Consider that between 1985 and 2000, the inflation-adjusted prices of fruits and vegetables increased by an average of 40%. During the same period of time the real price of soft drinks fell by almost 25%.
There is no doubt that obesity has become a public health crisis. But because most politicians either do not understand the issue or because they are too corrupt to do the right thing, most “solutions” to this crisis are completely wrongheaded.
Some politicians are calling for a tax on fat people themselves. Currently, many state governments have imposed taxes on soft drinks and junk foods. And calls are growing louder for similar taxes at the federal level.
It is completely insane that in a country where the surgeon general has identified “an epidemic of obesity” that we are simultaneously subsidizing the production of high-fructose corn syrup. It is equally insane that the government is helping to artificially lower the cost of foods that are driving up national healthcare costs (i.e. killing us), while having a national healthcare debate about how we are going to pay for those costs.
So What Can You Do?
I am a strong advocate for free markets. If I had my way, I would not suggest shifting the subsidies from unhealthy commodity crops to crops that are considered healthy. I suggest leveling the playing field by ending food subsidies altogether.

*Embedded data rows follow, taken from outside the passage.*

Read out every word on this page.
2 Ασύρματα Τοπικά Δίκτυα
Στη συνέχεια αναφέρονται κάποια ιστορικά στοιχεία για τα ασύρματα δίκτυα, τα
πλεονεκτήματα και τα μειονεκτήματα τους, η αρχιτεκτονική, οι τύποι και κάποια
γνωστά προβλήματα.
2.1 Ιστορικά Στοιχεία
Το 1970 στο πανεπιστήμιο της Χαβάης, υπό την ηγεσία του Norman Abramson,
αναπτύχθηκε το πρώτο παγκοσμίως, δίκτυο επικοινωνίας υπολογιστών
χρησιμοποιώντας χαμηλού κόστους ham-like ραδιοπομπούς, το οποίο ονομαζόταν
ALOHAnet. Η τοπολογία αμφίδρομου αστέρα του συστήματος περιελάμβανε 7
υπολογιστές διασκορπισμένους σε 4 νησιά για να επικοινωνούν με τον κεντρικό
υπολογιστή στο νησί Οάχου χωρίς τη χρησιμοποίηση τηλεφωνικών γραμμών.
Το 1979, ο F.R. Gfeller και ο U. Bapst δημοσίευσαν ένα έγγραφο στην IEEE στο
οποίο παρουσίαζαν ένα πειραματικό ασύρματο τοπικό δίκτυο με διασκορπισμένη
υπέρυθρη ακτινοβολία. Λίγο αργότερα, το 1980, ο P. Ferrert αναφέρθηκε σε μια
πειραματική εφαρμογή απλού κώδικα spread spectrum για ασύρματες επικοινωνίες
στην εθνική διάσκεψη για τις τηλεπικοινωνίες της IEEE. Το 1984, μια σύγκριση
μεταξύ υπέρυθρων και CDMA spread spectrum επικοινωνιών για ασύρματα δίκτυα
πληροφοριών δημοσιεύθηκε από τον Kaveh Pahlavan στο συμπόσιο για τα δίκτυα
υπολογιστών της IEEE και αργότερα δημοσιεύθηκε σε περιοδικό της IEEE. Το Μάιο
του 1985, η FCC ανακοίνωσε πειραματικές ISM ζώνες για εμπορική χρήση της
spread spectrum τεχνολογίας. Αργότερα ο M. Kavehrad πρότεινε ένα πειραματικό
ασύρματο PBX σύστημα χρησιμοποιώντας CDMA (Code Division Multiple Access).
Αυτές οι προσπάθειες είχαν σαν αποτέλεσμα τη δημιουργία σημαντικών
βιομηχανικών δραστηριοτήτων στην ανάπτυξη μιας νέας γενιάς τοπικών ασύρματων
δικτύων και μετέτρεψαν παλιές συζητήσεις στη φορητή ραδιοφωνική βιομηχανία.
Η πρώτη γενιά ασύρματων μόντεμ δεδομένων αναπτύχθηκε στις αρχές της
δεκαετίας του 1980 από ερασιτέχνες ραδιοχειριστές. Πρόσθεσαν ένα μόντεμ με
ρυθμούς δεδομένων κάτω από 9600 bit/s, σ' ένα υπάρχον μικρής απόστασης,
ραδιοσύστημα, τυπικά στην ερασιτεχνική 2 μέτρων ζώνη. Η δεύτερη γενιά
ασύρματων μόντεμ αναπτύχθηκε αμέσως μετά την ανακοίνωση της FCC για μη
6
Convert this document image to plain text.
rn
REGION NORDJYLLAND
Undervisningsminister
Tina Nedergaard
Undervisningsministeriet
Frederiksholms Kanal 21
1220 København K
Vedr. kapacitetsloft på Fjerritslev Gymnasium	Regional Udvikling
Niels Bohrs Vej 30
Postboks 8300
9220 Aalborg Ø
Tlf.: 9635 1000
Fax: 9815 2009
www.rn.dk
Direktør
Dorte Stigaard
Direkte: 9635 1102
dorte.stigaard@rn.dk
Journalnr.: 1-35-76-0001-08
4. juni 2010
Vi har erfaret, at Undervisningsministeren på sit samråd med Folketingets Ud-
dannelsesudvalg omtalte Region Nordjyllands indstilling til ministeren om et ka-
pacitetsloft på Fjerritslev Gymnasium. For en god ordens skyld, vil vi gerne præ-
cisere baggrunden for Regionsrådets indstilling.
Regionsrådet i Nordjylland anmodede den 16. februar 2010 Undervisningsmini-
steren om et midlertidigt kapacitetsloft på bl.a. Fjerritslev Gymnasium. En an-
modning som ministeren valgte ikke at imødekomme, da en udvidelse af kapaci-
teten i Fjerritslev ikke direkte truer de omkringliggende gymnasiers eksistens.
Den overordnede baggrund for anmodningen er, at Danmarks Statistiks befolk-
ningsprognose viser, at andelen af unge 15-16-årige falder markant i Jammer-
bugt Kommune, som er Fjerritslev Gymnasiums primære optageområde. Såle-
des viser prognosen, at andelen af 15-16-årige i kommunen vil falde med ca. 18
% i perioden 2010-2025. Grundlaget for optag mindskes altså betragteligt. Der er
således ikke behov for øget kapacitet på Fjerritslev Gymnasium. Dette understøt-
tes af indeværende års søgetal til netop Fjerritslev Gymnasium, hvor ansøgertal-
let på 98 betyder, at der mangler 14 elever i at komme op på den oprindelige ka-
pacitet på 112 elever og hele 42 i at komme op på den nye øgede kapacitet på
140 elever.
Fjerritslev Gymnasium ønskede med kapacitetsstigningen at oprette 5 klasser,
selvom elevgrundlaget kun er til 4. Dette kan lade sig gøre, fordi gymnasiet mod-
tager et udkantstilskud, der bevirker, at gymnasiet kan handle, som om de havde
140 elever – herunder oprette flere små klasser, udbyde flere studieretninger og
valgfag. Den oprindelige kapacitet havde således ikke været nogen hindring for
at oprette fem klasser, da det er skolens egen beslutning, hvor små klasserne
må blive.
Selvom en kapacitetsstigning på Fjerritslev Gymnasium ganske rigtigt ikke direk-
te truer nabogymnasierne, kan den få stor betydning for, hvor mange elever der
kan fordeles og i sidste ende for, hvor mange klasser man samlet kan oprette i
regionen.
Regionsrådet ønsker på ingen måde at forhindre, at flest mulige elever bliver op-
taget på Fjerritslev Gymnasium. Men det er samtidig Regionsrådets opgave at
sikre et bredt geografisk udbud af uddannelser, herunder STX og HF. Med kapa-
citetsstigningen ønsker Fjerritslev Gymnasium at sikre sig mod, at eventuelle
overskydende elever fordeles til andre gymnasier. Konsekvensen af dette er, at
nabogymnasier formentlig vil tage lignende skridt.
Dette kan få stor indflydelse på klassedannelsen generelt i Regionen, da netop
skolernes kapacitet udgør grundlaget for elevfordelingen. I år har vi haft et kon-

But that is clearly not going to happen…
Within the current system, the best we can hope for is a situation where public funds are diverted from the corporate Agri-Giants (which is nothing more than welfare for the wealthy) to family farms and fruit and vegetable growers. Currently, almost 70% of farmers receive no subsidies at all, while the biggest and strongest take the bulk of public funds.
Public funds for farms and food should be directed to help build local and sustainable food systems. These funds should favor natural, organic and sustainable methods, rather than the chemical and industrial practices that pollute our rivers and our bodies.
Publicly funded cafeterias in schools, prisons and hospitals should be required to source a percentage of their food from regional sources. And federal food assistance programs like WIC cards and food stamps should be accepted at farmers markets and other healthier alternatives than the local Safeway.
This would do a lot more to help the “obesity crisis” than taxing soft drinks at a penny per ounces.
But you want to know the truth?
Very little of what I have just proposed is likely to happen. It doesn’t matter how much sense it makes. And it doesn’t matter how vocally the population howls in protest to the current system. The corporate powers that be are simply too powerful and too well-entrenched in Washington.
You best bet is to vote with your dollars and your feet.
Choose whole, natural foods over those that are processed. Most of the foods you bring home from the grocery store should not have ingredients. They should BE ingredients. If possible, buy your food directly from small farms and family-owned farms. And whenever you can, choose foods that are grown locally (www.eatwild.com, www.realmilk.com and www.localharvest.org are three organizations that can help you find farmers in your region).